South Africa is experiencing an energy crisis that requires the public and private sectors, along with households to work together. Fundamental to this is embracing innovative technology that provides more efficient ways of managing the country’s energy.

Riaan Graham, sales director for Ruckus Networks, sub-Saharan Africa, said: “With the number of connected devices expected to top more than 75 billion worldwide by 2025, the Internet of Things (IoT) can be considered an important tool in reaching this goal. Already, connected devices can be used to deliver smart energy that sees a more optimal use of resources.”

This approach relies on a smart grid of connected sensors pointing to areas where energy is wasted. In turn, the supply to these points can be allocated to higher priority areas resulting in a better use of resources.

Aiding this drive towards connected devices is government pushing towards the establishment of smart cities. These cities require a technological infrastructure built around various sensors connected to the internet to not only generate data, but control things as diverse as traffic lights, street lamps, and other electrical devices.

Graham said: “These smart cities enable lighting to be automatically switched off when not needed. Sensors on the connected devices will detect when people are on the street and turn it off or on accordingly. What might seem like a novelty, can make a massive difference in reducing energy waste.”
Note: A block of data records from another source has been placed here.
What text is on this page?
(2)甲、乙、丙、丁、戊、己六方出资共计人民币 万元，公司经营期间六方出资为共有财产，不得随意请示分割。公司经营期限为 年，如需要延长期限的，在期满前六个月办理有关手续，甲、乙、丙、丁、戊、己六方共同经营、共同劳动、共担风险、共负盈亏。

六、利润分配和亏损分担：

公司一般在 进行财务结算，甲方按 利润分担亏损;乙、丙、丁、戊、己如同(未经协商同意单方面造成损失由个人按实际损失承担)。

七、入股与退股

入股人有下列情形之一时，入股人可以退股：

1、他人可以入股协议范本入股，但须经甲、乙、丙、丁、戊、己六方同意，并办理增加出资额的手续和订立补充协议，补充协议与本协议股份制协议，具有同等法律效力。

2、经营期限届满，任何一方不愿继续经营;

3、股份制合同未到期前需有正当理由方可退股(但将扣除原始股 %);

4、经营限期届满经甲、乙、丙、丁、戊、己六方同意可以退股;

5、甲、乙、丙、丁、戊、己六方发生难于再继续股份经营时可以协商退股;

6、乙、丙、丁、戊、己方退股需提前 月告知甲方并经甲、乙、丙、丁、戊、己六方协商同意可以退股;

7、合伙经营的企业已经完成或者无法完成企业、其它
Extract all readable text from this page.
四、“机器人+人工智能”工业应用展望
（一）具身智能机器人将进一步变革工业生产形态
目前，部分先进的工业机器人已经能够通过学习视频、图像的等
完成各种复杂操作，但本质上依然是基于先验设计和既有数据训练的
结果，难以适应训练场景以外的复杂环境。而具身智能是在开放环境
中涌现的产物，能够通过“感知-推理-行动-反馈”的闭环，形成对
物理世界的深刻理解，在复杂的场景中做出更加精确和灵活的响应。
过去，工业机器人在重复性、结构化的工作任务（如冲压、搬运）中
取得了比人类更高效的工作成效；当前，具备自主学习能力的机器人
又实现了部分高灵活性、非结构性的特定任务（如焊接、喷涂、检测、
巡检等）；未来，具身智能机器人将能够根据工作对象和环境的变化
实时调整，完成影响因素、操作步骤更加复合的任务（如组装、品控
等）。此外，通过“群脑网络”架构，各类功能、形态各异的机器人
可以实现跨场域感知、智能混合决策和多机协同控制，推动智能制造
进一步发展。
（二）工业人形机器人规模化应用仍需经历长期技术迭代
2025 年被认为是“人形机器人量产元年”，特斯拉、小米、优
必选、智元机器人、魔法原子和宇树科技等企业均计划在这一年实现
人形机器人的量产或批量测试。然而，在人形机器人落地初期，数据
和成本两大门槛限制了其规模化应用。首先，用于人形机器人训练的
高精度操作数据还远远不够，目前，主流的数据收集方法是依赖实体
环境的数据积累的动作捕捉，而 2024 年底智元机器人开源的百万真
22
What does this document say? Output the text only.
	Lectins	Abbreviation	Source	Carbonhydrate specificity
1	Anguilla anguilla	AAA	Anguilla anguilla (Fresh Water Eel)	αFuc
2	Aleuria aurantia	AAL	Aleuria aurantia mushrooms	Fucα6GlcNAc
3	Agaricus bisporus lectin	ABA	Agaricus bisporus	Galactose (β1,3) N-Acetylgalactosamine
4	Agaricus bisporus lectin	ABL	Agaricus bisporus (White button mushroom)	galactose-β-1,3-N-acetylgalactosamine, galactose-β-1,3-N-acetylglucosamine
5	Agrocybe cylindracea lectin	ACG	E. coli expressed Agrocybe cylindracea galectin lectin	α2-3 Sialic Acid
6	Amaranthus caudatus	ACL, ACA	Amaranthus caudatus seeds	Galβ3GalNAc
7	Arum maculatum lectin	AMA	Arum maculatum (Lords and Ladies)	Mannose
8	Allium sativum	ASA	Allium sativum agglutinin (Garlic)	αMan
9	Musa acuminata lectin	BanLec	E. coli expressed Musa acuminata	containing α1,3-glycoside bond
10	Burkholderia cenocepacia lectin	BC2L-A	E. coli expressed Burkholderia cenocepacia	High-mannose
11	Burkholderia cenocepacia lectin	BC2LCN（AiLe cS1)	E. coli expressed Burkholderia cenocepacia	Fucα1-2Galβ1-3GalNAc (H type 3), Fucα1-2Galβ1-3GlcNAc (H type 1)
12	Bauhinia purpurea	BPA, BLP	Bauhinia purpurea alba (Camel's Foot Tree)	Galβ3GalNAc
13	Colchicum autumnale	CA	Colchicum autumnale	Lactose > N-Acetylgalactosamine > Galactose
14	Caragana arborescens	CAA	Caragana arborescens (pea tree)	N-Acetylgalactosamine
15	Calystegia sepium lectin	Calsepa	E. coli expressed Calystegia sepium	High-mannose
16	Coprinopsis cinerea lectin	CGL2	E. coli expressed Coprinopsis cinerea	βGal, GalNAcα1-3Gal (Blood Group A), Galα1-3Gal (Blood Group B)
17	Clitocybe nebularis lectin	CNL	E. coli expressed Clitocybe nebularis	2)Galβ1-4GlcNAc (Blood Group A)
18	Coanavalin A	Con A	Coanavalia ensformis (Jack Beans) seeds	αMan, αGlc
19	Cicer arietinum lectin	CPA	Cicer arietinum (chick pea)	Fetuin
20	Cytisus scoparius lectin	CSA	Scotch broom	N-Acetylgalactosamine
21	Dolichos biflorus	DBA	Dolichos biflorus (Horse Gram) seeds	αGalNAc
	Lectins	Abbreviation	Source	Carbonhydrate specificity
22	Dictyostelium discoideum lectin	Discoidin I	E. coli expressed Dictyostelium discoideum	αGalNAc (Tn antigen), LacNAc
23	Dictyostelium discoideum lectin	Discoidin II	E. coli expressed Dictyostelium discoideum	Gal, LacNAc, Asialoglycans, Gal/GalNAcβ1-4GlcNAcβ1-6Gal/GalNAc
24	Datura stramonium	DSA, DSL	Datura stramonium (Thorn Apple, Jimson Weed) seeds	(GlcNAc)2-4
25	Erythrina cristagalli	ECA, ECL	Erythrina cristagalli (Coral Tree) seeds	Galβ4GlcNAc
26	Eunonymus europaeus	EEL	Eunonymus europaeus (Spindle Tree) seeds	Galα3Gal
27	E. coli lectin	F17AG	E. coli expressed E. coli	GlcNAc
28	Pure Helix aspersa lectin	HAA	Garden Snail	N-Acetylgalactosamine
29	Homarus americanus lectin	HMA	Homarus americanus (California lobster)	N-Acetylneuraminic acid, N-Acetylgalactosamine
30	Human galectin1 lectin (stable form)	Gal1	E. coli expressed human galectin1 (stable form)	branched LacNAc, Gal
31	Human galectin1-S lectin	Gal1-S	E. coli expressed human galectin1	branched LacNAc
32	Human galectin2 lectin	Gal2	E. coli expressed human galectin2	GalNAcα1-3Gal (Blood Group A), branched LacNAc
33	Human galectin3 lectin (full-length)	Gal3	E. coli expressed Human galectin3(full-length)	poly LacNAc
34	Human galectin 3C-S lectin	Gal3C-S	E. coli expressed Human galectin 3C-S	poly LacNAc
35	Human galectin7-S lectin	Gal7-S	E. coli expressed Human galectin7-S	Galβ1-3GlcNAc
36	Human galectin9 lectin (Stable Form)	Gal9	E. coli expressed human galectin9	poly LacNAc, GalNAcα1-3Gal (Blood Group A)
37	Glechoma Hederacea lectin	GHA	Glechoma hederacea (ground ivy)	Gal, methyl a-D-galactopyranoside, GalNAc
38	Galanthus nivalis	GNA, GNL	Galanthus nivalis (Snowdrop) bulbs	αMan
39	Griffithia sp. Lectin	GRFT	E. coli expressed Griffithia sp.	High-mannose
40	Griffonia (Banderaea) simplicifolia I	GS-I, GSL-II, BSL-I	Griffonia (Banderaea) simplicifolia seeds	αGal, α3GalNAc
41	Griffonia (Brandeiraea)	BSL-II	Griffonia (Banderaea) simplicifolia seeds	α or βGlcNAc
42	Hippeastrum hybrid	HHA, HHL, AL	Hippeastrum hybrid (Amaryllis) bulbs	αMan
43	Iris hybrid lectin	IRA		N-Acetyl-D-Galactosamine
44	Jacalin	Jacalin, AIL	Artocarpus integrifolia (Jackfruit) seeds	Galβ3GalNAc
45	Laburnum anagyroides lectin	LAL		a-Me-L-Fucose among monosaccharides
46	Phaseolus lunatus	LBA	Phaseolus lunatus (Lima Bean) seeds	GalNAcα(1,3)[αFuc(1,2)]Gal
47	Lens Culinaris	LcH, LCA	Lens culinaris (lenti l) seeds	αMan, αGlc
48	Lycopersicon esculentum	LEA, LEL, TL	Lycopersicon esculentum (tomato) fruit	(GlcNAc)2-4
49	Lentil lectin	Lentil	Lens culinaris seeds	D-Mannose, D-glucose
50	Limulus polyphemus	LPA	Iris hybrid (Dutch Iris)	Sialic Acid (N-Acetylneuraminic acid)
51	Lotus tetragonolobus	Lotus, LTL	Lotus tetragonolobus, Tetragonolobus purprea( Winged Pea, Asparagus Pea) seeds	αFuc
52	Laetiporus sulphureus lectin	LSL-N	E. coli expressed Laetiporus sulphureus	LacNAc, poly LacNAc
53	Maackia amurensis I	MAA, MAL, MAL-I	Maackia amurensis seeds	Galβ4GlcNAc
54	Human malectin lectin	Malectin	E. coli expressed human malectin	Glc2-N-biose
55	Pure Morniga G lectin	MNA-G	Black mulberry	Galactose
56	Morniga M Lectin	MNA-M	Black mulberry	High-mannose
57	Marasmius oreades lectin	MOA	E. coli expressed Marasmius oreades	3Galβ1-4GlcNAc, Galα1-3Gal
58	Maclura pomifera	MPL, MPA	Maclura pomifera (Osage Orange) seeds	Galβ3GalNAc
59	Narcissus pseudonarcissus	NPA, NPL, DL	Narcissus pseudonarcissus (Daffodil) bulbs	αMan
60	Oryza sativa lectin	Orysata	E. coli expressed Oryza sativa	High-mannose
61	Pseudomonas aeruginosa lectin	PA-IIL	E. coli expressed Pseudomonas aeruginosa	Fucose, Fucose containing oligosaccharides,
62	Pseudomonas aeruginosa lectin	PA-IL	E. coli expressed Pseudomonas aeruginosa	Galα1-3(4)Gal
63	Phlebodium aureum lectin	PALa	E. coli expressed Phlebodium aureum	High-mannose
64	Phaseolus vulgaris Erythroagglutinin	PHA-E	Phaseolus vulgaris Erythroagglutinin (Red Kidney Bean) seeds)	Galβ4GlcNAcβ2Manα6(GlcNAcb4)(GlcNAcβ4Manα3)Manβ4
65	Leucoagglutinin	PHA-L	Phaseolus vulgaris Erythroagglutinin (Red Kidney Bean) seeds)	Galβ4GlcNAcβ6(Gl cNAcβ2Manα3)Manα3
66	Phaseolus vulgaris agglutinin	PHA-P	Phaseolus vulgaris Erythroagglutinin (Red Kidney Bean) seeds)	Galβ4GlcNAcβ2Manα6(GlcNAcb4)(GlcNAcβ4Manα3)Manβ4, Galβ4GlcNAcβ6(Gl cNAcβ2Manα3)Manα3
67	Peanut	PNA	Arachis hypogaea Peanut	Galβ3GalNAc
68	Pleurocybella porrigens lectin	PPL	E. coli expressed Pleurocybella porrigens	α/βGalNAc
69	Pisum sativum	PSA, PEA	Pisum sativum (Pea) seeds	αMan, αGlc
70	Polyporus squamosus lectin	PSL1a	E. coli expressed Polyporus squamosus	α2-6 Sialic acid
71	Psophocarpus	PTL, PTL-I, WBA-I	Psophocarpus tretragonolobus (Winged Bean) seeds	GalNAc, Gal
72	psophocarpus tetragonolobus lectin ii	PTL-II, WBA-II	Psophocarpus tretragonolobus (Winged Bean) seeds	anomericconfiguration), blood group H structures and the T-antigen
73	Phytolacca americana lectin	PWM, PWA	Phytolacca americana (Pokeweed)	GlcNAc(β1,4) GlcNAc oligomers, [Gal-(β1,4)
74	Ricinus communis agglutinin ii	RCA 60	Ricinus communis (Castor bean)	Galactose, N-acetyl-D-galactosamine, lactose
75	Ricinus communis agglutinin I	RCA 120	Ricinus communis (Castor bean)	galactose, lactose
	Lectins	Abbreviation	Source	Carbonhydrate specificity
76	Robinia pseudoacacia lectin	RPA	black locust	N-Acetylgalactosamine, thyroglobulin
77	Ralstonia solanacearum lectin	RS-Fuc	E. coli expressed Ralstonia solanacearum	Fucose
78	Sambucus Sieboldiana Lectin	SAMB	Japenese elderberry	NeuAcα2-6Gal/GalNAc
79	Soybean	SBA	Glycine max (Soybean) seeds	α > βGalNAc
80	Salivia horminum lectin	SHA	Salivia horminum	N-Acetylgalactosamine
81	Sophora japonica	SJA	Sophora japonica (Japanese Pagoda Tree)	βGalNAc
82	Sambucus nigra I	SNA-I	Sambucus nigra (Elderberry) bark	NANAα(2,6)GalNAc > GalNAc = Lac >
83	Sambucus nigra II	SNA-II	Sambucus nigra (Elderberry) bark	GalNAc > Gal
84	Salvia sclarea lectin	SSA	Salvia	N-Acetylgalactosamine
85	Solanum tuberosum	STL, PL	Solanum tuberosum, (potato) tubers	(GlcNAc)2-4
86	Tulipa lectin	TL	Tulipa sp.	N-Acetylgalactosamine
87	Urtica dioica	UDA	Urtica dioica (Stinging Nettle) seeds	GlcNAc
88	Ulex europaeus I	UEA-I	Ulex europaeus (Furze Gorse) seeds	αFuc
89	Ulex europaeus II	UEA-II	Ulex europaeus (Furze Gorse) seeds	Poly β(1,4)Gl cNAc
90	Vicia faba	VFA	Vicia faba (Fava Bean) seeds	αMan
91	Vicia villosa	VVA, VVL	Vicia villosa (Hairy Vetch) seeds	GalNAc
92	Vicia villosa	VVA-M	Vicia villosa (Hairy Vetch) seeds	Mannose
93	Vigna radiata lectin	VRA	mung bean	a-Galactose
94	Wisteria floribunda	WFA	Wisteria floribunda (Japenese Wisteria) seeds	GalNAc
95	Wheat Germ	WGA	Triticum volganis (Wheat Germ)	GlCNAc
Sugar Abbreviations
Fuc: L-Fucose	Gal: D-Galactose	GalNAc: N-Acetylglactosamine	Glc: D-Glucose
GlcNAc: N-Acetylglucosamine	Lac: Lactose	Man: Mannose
According to Kate Stubbs, director of business development and marketing at Interwaste, IoT is just part of how technology can be used to create a more efficient environment.

“South Africa produces an average 108 million tonnes of waste annually,” said Stubbs. “Of this, only 10 percent is recycled. There is significant potential to use this waste and convert it to energy. This is more than just the traditional way of viewing recycling. Instead, it is using technology to extract value out of waste through initiatives like refuse and waste-derived fuel.”

The first South African Refuse Derived Fuel (RDF) plant was launched in 2016 and not only aims to reduce landfill, but also the country’s carbon footprint. As the name suggests, the plant converts general, industrial, and municipal waste into an alternative fuel that is used in the cement industry.

Stubbs said: “Spin-off benefits of this plant includes the creation of additional employment opportunities and a reduction of South Africa’s greenhouse gas emissions. Waste management entails so much more than what many people think. But the key remains a combination of technology innovation and a willingness to use the resources generated by this.”

Graham agrees about the need to readily accept the innovation technology brings as the country is teetering on a significant energy disaster.

He said: “New technologies are critical in helping the countries and their cities of the future promote sustainable energy use. For example, Nairobi has introduced smart street lamps that use LED lighting saving money and resources on energy costs. These lamp poles also have Wi-Fi embedded in them that sees air quality probe sensors submitted vital data for city planners on where there are pollution hotspots.”

Stubbs feels these are good examples of how energy management approaches in the connected world need to be non-linear.

“The traditional ways of adopting technology, recycling, and managing energy must be seen as relics of the past,” she said. “Instead, we must all work together and readily embrace modern solutions or risk our country entering a new dark ages.”